Bastian Nominacher: Es heißt, dass ungefähr eines von 100.000 Start-ups ein Unicorn wird. Das bedeutet auch, dass die anderen 99.999 keine Unicorns werden. Wir werden oft gefragt, warum wir so erfolgreich sind. Ich denke, es liegt an unserer Leidenschaft für die Sache. Allein auf einen lukrativen Verkauf zu schielen, ist wahrscheinlich kein guter Grund, um ein Unternehmen zu gründen.

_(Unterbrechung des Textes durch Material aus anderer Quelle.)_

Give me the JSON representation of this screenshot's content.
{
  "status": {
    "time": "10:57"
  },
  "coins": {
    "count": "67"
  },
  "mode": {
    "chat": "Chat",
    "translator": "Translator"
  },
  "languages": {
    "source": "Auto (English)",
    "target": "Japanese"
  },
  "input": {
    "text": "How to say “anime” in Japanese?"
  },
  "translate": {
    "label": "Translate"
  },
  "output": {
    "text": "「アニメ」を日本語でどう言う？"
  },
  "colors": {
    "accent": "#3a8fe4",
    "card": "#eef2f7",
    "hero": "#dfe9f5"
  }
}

Thomas F. Hofmann: Wenn man eine wegweisende Technologie entwickelt hat, dann muss das doch für einen die größte Motivation sein. Das Unternehmen wachsen und gedeihen zu sehen. Gilt übrigens auch für meine Arbeit als Präsident: Ich tue alles, dass die TUM noch erfolgreicher wird. Erfolg lässt sich dabei nicht immer nur an Zahlen messen, an Publikationen, Patenten oder Start-ups. Mir ist ebenso wichtig ist, dass die Universität nicht ein isolierter Elfenbeinturm der Spitzenklasse ist, sondern ein integraler Partner der Gesellschaft wird, mit der Zeit geht und als Katalysator wirkt für verantwortungsvolle, vertrauenswürdige und gesellschaftsfähige Innovationen. Nur dann können wir eine Entkopplung der Wissenschaft von den Bedürfnissen und Werten unserer Gesellschaft verhindern. Das motiviert mich als Präsident. Und wenn es nicht so wäre, dann würde ich es wohl besser lassen.